In 31 patients with sepsis and multiple organic dysfunction, changes in the systemic oxygen consumption (VO2) during reanimation were observed in order to discover more objective indicators of the course and prognosis of the disease. In a prospective randomized study, 21 live (Group 1) and 11 dead patients (Group 2) were included. The investigation was based upon the application of the invasive tracing of oxygen hemodynamics and transport. The findings of the initially hypovolemic status were compared with those of the stabile normovolemic status obtained by the application of infusions and the blood volume substitute. In the early phase of the disease there were no significant differences in the clinical finding of the circulatory shock and the volume deficit of the circulated blood between these two groups of patients. Group 1 patients had lower values of the cardiac index (CI) and the systemic oxygen transport (DO2). In them there was a greater frequency of acute organic insufficiency, especially pulmonal, renal and hepatal.
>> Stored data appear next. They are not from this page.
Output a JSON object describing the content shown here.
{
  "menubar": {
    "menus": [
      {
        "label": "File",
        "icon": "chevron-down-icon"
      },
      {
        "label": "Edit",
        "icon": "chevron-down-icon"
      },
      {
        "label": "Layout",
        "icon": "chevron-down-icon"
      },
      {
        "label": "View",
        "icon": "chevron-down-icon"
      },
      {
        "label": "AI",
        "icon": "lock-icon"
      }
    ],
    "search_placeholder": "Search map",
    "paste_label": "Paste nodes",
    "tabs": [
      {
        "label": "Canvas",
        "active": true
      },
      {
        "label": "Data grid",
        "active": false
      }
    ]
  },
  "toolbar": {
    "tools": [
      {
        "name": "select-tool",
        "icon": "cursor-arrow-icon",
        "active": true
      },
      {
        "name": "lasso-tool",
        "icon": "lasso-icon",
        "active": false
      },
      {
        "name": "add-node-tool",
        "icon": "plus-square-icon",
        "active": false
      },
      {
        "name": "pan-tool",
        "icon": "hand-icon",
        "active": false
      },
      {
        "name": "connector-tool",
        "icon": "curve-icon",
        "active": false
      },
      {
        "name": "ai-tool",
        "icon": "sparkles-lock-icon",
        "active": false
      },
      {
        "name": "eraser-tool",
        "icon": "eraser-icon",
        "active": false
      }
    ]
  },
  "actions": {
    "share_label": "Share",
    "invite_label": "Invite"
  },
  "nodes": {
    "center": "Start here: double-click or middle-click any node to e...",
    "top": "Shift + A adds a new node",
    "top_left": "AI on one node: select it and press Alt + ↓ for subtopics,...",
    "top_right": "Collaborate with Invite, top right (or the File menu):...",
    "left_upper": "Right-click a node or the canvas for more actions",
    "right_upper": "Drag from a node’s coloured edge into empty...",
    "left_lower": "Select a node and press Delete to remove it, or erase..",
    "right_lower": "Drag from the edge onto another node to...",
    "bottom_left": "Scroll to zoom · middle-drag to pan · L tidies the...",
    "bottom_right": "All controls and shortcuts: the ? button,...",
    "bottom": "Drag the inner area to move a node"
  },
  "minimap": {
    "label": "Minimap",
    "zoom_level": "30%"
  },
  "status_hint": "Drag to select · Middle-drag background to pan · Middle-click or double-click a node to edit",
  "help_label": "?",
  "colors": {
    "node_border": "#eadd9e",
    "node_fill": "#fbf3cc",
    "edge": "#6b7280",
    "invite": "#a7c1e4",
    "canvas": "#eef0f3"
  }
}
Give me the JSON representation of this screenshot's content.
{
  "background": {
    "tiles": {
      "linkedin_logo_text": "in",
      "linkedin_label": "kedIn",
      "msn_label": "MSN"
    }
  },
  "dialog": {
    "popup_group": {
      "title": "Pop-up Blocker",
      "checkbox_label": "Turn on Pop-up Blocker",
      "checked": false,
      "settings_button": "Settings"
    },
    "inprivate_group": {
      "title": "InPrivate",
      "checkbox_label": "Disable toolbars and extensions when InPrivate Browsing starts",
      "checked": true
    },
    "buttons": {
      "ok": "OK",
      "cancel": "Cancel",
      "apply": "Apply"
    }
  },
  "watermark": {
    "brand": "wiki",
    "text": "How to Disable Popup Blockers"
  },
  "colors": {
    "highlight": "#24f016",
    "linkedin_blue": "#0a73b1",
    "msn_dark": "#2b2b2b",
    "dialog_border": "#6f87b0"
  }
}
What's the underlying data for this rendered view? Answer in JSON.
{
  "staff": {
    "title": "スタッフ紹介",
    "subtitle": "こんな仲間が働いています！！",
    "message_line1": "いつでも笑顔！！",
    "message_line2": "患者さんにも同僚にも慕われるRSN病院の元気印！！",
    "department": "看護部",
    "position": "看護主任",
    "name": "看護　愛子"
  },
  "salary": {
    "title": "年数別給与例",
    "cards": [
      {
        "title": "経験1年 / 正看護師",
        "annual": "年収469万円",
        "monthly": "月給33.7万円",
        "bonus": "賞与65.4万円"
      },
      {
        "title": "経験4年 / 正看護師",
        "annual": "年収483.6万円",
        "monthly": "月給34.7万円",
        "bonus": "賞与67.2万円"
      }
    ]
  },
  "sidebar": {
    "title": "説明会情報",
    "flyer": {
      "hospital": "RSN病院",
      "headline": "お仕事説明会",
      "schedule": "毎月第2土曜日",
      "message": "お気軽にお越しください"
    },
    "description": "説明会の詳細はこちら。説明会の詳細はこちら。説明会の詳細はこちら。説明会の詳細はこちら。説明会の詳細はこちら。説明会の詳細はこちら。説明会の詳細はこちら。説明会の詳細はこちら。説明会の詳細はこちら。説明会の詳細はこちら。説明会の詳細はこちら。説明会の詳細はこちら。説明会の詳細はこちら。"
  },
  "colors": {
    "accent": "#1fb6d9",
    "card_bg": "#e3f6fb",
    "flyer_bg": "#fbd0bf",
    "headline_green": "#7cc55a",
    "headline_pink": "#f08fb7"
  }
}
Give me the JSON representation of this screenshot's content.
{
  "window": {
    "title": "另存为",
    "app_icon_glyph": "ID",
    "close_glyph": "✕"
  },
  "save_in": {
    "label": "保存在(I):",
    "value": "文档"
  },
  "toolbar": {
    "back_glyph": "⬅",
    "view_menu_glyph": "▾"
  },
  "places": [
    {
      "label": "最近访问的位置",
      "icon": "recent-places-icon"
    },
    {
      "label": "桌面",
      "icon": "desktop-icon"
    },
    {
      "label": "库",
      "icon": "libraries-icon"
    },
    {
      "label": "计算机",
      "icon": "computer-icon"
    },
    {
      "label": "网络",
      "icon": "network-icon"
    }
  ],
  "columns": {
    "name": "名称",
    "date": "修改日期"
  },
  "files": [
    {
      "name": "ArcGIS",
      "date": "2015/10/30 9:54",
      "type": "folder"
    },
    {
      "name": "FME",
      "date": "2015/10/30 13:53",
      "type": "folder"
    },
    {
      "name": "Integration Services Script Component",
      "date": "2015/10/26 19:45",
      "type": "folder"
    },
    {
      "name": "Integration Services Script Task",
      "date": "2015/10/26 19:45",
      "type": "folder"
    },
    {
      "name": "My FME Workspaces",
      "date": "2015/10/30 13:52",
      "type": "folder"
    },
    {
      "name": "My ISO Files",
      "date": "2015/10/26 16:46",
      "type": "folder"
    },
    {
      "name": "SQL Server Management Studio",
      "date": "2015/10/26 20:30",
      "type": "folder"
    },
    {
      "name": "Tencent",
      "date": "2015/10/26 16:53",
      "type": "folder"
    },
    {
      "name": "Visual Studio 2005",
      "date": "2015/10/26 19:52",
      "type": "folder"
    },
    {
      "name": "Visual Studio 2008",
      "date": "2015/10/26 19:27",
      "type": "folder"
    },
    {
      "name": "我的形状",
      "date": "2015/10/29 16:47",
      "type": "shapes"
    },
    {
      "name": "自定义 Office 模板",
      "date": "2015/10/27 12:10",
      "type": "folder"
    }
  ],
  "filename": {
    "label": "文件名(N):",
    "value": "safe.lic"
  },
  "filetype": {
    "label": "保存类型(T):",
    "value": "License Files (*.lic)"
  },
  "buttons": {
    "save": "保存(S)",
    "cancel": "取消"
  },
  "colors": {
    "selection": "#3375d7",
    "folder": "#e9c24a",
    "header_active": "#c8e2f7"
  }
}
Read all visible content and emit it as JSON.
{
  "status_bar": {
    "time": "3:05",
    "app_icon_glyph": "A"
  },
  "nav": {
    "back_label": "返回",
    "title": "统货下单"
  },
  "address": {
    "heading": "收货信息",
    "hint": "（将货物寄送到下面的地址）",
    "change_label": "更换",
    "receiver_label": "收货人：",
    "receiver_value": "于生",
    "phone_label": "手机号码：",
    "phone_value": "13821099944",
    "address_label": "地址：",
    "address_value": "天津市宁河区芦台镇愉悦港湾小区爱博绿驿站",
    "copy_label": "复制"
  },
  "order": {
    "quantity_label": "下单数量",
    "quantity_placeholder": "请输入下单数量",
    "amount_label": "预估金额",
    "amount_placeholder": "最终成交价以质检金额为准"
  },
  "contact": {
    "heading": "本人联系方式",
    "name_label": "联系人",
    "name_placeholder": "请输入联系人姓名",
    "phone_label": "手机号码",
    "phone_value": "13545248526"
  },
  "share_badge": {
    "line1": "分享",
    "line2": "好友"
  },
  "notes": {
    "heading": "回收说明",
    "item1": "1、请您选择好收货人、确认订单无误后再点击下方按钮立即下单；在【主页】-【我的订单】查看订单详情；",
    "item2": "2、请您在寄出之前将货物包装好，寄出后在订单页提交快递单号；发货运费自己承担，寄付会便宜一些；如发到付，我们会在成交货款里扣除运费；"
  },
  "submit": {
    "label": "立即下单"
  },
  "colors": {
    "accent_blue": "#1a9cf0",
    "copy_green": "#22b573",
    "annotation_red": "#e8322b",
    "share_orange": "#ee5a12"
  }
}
In the initial status VO2 decreased. In the normovolemic status of Group 1, a significant VO2 was found, while in Group 2 in spite of a DO2 increase and hemodynamics improvement, a more significant VO2 increase was not obtained. As VO2 is an objective indicator of oxidative metabolic reactions of the organism and the circulatory system, the authors maintain that by the VO2 tracing, a better insight into the seriousness and course of the disease is obtained, and that an inadequate VO2 finding during the therapeutic treatment requires a revision of the treatment.

[系统监测耗氧量在脓毒性休克诊治中的价值]。
对31例脓毒症合并多种器质性功能障碍患者,观察苏醒期间全身耗氧量(VO2)的变化,以期发现更客观的疾病病程及预后指标。在一项前瞻性随机研究中,包括21例存活患者(第一组)和11例死亡患者(第二组)。这项研究是基于有创氧血流动力学和输送追踪的应用。将最初低血容量状态的结果与通过输液和血容量代用品获得的稳定等血容量状态的结果进行比较。在疾病的早期阶段,两组患者在循环休克和循环血容量不足的临床表现上没有显著差异。1组患者心脏指数(CI)和全身氧转运(DO2)值较低。急性器质性功能不全发生率较高,尤其是肺、肾、肝功能不全。初始状态下,VO2降低。在1组等容状态下,发现VO2显著增加,而在2组中,尽管DO2增加和血流动力学改善,但没有获得更显著的VO2增加。由于VO2是机体和循环系统氧化代谢反应的客观指标,作者认为,通过VO2追踪,可以更好地了解疾病的严重程度和病程,并且在治疗过程中发现VO2不足需要修改治疗方案。
本文章由计算机程序翻译,如有差异,请以英文原文为准。